Father Must

Description

181 pages
$20.95
ISBN 0-00-223751-2
DDC C813'.54

Author

Year

1991

Contributor

Reviewed by Christy Conte

Christy Conte is a business analyst and entrepreneur in Ajax, Ontario.

Review

Rofihe doesn’t write about extraordinary people in extraordinary
situations, or even ordinary people in unusual situations. Most of the
16 stories in this collection are rooted in the commonplace; the voices
we hear and the thoughts we share are those of everyday people.

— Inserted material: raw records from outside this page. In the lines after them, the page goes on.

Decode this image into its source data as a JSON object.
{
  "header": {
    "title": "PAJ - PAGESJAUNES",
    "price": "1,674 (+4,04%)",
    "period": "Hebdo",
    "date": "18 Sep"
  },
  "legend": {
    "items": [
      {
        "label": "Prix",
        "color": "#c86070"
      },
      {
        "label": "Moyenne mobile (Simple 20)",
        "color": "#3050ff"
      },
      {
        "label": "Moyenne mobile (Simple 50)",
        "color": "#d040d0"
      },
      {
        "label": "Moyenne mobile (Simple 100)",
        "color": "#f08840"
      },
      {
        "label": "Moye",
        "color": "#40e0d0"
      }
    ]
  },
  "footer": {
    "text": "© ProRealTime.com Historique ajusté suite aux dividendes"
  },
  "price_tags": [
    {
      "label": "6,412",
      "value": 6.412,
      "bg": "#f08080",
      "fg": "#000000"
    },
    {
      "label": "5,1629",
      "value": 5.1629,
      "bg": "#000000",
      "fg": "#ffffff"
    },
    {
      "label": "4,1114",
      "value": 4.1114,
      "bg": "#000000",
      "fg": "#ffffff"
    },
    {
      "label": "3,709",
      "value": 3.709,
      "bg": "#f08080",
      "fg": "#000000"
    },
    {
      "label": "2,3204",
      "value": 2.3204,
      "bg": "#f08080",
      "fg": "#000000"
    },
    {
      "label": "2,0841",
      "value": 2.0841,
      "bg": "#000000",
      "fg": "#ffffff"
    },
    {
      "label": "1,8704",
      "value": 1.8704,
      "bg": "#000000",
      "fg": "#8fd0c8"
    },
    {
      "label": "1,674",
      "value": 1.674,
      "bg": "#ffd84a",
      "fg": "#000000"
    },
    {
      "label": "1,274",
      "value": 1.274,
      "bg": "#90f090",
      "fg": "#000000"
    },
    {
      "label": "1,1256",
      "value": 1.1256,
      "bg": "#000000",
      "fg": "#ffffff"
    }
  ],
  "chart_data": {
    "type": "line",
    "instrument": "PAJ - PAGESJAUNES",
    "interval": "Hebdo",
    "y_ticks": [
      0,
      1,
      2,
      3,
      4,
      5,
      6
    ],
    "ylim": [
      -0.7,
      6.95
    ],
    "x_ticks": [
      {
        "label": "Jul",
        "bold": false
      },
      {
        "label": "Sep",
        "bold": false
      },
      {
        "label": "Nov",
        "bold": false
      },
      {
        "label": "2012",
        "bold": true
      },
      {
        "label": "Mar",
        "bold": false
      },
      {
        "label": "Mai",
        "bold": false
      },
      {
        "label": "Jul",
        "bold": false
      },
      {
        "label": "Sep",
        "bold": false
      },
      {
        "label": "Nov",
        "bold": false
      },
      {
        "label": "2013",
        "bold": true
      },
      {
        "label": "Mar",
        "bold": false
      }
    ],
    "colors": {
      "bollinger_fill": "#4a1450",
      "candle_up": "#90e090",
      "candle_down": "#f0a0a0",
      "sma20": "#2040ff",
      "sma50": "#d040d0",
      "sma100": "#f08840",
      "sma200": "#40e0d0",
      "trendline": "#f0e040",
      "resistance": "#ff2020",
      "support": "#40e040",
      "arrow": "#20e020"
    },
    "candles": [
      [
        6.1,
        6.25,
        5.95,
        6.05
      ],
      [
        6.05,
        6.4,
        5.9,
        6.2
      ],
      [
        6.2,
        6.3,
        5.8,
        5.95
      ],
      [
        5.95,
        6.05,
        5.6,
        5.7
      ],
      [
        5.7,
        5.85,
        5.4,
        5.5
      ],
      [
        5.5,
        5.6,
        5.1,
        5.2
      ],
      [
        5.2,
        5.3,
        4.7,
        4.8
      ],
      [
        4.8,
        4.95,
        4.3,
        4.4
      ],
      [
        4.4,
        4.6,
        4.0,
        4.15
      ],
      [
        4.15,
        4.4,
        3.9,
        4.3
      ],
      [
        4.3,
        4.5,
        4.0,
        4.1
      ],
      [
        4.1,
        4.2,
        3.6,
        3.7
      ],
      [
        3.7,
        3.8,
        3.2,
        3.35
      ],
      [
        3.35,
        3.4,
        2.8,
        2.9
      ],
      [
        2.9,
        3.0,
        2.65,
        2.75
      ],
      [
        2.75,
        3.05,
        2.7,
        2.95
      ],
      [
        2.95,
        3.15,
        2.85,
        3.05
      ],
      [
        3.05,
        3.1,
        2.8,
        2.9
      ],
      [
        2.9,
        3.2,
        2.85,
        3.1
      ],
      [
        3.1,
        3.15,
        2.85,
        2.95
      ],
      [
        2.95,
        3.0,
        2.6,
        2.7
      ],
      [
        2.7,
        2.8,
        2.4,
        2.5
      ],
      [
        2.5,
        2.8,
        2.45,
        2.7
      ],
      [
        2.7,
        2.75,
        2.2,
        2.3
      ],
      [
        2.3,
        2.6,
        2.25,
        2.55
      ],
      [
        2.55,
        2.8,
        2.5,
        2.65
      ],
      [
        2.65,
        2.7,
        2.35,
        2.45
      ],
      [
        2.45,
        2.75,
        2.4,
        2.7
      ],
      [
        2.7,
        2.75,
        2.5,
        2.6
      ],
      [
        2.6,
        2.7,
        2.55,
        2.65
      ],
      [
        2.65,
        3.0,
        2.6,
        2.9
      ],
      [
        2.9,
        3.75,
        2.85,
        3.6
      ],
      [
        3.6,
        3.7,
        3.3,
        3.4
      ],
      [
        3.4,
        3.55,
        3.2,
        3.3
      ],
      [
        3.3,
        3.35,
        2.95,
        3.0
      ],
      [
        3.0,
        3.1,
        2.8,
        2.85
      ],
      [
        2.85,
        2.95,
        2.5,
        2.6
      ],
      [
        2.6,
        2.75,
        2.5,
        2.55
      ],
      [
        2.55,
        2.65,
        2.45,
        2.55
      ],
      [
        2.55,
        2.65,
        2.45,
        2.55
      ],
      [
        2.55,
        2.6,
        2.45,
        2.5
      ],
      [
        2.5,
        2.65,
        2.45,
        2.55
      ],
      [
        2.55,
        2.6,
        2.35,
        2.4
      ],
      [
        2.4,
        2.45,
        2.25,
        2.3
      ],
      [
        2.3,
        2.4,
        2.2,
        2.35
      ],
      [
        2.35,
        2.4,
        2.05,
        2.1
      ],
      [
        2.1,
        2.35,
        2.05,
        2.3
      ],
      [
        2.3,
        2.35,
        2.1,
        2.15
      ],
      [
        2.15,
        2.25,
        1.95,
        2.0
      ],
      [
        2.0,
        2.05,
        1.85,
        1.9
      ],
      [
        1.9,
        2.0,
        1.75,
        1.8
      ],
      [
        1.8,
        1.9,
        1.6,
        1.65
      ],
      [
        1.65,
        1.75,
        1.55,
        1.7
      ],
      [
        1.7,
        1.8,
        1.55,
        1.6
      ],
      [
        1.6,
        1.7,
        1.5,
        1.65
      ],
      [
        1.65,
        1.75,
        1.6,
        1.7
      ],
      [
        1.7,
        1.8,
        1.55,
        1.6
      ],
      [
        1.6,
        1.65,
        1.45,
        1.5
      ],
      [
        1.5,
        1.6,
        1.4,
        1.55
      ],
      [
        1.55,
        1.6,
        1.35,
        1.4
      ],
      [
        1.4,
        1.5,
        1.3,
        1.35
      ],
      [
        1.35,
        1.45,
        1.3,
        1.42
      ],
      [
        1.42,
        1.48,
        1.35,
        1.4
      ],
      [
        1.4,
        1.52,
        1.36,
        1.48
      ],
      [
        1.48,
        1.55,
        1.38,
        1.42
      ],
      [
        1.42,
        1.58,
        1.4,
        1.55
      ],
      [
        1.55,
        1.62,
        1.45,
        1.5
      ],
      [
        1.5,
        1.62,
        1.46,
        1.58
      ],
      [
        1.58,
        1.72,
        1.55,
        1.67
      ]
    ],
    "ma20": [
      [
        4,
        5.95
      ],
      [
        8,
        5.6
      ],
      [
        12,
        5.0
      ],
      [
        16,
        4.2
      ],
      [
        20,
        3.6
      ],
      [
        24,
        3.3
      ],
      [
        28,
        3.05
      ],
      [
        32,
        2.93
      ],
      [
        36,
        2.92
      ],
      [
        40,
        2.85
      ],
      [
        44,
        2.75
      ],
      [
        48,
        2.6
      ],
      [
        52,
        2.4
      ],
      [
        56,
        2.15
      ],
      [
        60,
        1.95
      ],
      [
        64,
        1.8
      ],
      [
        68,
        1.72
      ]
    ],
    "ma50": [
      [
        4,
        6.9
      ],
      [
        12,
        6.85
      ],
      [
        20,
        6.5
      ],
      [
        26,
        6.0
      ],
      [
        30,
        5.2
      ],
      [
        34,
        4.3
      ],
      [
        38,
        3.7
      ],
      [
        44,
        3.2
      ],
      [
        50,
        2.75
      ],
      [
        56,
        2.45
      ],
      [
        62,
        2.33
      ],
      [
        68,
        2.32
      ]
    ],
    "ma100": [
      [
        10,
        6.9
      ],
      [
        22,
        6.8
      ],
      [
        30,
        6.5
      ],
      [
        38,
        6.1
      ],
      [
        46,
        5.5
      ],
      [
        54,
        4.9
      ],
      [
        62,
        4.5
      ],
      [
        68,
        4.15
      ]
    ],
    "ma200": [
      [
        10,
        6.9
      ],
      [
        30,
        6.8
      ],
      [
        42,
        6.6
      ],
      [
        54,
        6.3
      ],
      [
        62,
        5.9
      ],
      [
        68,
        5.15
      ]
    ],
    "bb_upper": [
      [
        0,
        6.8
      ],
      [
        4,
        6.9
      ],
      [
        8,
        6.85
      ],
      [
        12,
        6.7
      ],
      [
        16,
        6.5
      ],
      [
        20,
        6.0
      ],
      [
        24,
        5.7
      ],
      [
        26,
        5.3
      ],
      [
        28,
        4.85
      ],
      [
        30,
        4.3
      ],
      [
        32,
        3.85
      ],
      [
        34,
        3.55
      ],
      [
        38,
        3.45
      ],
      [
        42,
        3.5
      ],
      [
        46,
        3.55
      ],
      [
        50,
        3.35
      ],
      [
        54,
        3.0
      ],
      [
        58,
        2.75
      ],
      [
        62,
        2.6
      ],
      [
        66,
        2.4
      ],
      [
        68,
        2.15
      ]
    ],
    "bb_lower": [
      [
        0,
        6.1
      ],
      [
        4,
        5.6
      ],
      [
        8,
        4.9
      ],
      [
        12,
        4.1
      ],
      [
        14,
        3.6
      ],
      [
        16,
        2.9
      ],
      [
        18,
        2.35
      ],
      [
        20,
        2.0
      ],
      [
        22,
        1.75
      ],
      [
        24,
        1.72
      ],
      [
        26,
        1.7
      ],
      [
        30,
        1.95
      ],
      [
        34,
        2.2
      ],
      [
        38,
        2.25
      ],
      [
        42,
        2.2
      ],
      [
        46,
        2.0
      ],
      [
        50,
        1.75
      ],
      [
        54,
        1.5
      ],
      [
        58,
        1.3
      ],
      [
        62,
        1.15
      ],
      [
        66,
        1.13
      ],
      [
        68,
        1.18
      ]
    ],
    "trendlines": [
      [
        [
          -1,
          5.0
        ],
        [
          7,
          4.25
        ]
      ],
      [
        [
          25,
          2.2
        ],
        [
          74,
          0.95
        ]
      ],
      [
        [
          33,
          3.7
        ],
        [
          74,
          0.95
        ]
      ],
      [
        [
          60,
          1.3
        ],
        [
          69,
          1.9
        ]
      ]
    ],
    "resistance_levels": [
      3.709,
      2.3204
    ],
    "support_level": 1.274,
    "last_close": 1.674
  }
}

Rofihe doesn’t explore themes in the traditional sense. Instead, he
acts as a natural conduit for the original and quirky perceptions of a
diverse cast of characters. There are the newcomers, for example:
Americo was “Born Here” and stayed, but his sisters and parents
moved back to Puerto Rico. Americo spends his free time reading the
classics (in alphabetical order), sitting on a rock two feet from shore.
“Shoes barely wet. Socks not wet.” Timothy and Michael are Irish
brothers, one transplanted to New York, the other visiting. Both
understand the power of a few words from home; either brother could, but
won’t, tell Mary what she wants to know about the islands in Galway
Bay.

Rofihe’s talent for re-creating the many minute perceptions that make
up human experience is especially apparent in the stories featuring
children. These are particularly fresh and true. With language that is
effortless and clear, Rofihe paints memories of youth that are devoid of
sentimentality. A boy in a snowsuit lies motionless in the snow, not
doing anything (except worrying the lady across the street who can’t
grasp the concept). An eight-year-old boy suddenly discovers that
somebody loves his mother.

Neighbors, friends, lovers, and relatives all appear in this
collection. Each is unique; each has his own voice, his own experience.
Rofihe’s work is truly original in content, form, and tone. Each story
is a world unto itself; each page turned, a bit of life experienced.